1. Don’t hold people to ransom
Nelson Mandela spent almost three decades in prison due to an unfair system. As soon as he was out of prison he became the first President of South Africa in the post apartheid era. Instead of begrudging the world and holding the South African economy and society to ransom for compensation of the time he spent in prison, Nelson did not ask for more than one term neither did he demand wealth as a compensation. This for us is the number one leadership lesson. A lot of leaders think leadership is a compensation for their suffering yet leadership is an opportunity and honor to serve.
2. Serve first to deserve respect
The second lesson is service. A lot of leaders demand respect before they serve their people, hence they demand big houses, cars, and packages before they even do anything of note. If a leader is going to be great then they must serve first before they can demand respect.

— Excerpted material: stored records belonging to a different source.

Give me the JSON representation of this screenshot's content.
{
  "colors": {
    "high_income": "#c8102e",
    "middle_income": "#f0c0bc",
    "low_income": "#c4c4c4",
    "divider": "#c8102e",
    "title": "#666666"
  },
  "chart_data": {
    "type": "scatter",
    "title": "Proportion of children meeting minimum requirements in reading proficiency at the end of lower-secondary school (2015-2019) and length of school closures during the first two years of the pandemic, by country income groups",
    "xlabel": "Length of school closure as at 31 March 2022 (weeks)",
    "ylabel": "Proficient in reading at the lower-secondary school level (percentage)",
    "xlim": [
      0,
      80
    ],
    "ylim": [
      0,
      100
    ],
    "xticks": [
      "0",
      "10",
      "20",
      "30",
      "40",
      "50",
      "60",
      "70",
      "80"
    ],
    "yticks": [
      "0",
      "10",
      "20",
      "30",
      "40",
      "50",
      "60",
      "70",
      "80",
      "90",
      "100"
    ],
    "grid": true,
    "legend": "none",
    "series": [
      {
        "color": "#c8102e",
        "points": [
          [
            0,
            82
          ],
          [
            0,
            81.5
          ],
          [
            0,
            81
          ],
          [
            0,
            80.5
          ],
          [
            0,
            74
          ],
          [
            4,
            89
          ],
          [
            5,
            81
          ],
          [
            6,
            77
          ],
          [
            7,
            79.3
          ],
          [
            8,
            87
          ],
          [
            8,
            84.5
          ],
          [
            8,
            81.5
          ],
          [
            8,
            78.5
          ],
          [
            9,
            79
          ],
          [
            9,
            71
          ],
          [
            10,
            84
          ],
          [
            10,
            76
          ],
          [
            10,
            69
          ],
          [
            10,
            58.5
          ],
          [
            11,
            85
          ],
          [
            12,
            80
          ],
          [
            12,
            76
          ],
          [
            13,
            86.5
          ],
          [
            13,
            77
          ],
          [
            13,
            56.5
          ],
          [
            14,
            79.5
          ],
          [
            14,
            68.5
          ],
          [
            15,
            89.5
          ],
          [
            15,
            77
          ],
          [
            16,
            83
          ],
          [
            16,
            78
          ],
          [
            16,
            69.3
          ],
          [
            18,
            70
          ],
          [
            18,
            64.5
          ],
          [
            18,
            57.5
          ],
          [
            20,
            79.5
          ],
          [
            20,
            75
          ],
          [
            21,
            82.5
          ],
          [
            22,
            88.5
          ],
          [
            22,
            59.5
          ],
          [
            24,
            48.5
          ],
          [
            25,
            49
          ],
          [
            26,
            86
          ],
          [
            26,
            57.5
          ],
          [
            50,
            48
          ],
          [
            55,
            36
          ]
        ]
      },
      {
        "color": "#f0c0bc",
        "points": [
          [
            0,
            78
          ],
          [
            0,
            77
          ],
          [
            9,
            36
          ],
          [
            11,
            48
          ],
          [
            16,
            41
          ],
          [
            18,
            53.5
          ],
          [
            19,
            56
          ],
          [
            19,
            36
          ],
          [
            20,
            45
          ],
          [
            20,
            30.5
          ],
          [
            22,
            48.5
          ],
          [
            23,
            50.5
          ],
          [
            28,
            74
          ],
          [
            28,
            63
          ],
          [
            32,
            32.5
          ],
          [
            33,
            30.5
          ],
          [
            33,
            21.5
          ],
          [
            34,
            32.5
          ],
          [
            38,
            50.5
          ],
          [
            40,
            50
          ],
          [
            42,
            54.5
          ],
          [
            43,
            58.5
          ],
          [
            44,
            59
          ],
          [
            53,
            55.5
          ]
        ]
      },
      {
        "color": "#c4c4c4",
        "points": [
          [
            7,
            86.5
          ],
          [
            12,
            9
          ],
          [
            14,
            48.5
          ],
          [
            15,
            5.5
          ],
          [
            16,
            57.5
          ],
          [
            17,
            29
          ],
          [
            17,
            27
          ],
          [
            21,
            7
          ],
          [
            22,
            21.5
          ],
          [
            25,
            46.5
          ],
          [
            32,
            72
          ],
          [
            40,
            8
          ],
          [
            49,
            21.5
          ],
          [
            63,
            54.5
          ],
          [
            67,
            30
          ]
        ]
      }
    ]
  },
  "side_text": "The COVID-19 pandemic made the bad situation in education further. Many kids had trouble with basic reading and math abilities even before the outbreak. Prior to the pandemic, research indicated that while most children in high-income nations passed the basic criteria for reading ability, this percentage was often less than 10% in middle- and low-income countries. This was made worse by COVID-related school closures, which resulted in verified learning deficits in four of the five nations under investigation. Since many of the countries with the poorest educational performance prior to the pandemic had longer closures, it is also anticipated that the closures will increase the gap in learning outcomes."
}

As a leader you cannot build a legacy by demanding respect, but legacy can only be built by serving excellently.
3. Lead all people and not a section of people
The greatest mistake leaders make is becoming leaders of a section. If you are elected by a political party, region, race or section of the population it does not mean those are the people you show favoritism to. A leader is a leader of all people, if elected by Republicans then you are a leader of the entire country including Democrats. There must be no exception. Nelson Mandela by embracing rugby at the rugby world cup created a rainbow nation.
4. Don’t be petty be a leader
When a leader tries to micro-manage a country then they create favoritism in which everyone clamors to be in their favour. A leader must build an honest transparent system which respects the rights of all the people. Being petty and trying to rule every little thing creates a bottleneck leadership which destroys trust in any form of leadership.
5. Know your time and boundary
Nelson Mandela could easily have led for ten years but he chose one term as president. The temptation is always to think that because you are good today then you are still needed tomorrow. Yes people may need you but allow for them to need you at the right level. Allow for others to be groomed and be leaders as well. We all have limits. Each period of time requires different types of leaders, some periods call for revolutionary leaders, some periods call for economic leaders, some require military leaders and other types.